Yes, the ship sinks. Happily, the musical does not. Titanic, that is, now onstage with a cast of 37 at Northern Kentucky University. There are some lurches and hesitations, some missteps and technical uncertainties, which is odd, considering that director Mark Hardy is the canny magician who last season staged The Women at NKU with such larking aplomb.
Logistically, this Titanic is mostly up to the difficulties. Composer-lyricist Maury Yeston and author Peter Stone have created a show with close to continuous music, solos for more than 20 people, huge choral numbers and frequent shifts of scene from bow to stern. The cast members are nicely matched to their music and to each other. There’s good vocal balance, although there were brass clinkers from the pit on opening night, some jerky light changes and a few delayed scene starts.
The show has memorable moments from the noble captain and his crew and from the cowardly ship owner. The ship’s architect frantically searches his blueprints for design flaws as the water rises. I won’t give away how Hardy and company sink the ship, but they make it happen quite effectively. Stone created a raft of sketchy characters, each with little depth and a single defining quirk. Few of the young actors found ways to color outside the lines.

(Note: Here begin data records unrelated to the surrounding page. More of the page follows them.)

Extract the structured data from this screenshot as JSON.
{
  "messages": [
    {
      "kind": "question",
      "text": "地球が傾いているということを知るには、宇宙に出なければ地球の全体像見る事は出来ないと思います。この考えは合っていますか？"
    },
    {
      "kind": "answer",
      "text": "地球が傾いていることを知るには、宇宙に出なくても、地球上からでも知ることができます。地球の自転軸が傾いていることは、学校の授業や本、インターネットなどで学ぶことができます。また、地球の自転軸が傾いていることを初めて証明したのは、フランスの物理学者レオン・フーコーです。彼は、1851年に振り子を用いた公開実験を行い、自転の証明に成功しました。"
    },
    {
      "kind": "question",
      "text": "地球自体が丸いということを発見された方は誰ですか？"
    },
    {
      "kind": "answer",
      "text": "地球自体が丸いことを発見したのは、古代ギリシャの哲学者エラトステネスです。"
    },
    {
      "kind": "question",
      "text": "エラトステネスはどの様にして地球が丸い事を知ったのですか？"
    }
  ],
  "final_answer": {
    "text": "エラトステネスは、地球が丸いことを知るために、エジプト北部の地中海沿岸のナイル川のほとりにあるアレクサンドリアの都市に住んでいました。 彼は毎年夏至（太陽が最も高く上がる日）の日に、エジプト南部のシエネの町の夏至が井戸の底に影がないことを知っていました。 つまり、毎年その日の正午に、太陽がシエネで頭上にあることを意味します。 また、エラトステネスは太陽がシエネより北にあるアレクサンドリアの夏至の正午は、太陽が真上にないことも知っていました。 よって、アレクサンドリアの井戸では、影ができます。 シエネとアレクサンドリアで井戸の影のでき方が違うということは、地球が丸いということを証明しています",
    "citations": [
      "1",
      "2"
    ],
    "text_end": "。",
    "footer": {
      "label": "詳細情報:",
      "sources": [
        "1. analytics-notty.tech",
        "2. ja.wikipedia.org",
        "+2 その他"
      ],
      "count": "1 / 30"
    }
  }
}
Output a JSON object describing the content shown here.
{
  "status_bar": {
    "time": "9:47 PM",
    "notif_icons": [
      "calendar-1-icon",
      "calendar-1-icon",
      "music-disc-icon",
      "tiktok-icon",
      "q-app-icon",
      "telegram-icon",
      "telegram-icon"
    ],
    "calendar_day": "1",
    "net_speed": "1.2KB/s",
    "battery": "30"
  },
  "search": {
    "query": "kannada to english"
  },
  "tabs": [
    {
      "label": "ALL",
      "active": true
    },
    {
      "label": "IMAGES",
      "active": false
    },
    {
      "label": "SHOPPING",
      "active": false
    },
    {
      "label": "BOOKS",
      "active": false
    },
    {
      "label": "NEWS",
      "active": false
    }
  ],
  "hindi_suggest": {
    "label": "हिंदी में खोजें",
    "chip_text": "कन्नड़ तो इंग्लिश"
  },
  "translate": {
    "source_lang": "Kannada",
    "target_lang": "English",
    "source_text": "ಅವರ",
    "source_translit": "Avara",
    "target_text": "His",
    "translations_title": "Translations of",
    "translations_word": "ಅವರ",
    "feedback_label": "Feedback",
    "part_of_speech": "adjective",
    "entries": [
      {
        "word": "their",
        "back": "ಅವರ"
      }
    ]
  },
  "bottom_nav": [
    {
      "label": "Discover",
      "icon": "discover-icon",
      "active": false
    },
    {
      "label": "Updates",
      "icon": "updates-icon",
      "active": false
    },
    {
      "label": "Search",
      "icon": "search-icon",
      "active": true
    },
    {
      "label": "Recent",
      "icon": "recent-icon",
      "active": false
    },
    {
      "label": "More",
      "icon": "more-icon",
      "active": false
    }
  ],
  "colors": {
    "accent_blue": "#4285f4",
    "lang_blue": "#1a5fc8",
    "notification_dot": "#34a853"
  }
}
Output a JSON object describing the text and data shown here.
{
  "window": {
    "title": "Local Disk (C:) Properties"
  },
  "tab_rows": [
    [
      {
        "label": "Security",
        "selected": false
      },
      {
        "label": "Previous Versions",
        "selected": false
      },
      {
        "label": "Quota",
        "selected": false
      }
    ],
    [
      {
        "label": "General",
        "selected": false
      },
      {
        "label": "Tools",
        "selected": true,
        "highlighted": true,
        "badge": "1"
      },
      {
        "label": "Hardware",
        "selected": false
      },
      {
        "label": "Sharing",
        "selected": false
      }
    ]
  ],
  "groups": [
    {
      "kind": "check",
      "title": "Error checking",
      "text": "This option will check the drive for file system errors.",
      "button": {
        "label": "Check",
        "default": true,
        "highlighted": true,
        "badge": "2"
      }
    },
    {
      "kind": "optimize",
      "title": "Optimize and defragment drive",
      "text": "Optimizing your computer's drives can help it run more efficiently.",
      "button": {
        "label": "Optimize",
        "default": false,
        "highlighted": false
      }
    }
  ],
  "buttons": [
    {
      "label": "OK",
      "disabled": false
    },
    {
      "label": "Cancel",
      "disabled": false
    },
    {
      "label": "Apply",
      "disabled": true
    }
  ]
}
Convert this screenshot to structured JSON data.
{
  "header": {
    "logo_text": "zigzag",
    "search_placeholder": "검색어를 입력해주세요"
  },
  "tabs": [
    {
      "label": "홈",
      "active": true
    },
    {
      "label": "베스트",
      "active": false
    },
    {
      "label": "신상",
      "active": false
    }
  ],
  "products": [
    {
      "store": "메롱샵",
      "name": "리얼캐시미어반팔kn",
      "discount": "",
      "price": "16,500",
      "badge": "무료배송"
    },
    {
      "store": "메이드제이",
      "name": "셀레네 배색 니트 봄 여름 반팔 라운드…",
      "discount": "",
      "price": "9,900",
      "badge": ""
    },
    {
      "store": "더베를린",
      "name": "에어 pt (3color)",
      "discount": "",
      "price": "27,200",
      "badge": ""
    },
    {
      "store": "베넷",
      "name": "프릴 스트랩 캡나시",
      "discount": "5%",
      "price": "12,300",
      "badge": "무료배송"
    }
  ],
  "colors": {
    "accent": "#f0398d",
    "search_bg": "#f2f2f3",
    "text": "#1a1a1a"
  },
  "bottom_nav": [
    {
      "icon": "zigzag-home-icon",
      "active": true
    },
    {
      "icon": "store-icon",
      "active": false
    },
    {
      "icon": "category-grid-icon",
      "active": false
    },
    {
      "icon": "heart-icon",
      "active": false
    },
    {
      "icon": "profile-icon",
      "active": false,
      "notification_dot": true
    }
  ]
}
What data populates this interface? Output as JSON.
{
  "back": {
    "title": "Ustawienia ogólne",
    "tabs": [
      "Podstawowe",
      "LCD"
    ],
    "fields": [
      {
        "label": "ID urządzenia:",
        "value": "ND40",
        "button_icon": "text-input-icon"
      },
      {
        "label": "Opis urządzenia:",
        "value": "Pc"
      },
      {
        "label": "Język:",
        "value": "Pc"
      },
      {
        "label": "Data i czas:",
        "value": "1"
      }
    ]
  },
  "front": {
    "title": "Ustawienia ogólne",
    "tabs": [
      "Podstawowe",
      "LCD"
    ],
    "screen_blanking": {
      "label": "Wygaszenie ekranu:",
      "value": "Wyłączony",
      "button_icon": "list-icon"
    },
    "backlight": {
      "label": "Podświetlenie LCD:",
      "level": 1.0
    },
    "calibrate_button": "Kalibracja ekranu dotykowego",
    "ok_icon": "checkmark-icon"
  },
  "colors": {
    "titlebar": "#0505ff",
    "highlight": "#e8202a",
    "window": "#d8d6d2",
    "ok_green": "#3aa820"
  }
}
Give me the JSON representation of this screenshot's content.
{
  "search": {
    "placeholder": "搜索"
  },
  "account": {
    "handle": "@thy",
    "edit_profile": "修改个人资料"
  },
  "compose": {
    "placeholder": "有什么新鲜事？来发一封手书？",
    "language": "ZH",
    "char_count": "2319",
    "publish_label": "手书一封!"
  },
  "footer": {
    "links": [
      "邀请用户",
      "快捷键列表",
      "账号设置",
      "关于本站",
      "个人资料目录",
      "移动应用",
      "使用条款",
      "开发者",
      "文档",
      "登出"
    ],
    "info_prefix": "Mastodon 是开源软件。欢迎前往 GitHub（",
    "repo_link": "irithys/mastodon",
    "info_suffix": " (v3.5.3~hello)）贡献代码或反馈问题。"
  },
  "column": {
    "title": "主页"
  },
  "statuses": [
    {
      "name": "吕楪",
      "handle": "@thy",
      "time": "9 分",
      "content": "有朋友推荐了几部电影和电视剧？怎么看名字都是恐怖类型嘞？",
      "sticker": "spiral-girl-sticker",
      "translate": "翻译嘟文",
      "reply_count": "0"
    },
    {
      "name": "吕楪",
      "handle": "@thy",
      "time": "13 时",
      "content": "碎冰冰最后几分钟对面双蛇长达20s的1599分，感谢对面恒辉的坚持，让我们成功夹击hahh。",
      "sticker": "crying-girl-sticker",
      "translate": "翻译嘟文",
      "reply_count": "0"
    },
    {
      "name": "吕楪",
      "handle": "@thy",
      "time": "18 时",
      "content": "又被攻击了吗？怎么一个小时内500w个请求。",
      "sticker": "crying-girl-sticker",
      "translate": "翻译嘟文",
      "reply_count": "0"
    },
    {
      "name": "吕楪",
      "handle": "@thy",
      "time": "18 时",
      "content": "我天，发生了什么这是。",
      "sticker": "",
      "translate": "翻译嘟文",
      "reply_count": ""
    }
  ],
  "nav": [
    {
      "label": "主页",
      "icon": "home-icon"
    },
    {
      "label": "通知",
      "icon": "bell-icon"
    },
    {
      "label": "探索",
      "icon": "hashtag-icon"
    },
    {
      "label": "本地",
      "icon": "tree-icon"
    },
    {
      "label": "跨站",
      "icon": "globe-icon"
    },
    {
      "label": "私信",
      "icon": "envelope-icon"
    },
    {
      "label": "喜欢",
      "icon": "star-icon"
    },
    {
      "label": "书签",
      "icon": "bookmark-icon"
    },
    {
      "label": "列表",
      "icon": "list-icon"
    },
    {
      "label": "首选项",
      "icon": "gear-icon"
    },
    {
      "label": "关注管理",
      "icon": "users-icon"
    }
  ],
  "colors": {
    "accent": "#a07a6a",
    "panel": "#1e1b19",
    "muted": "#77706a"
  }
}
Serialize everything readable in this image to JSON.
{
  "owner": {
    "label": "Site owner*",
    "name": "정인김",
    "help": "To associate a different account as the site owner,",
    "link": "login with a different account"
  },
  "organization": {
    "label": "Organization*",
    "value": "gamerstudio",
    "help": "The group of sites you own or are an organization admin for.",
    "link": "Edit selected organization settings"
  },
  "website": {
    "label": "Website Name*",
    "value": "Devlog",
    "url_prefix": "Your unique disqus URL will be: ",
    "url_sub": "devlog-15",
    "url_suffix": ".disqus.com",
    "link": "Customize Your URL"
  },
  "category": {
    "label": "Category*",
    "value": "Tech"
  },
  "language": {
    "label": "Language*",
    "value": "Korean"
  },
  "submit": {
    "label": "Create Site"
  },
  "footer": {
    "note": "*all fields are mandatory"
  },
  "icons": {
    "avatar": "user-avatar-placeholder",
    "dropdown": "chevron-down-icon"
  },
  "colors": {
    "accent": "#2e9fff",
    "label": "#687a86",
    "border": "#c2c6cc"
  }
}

You know the news story: April,1912. Maiden voyage of an ultra-luxurious liner with 1,343 passengers on board and 885 crew members. Three nights out, iceberg! The Titanic sinks and 1,523 people drown. The show’s biggest problem is that you know how it ends.
A successful production will make the first two hours seem jubilant and ominous and will help audience members do more than sit awaiting the inevitable. This trick Hardy and his students, for all their brio, don’t quite pull off.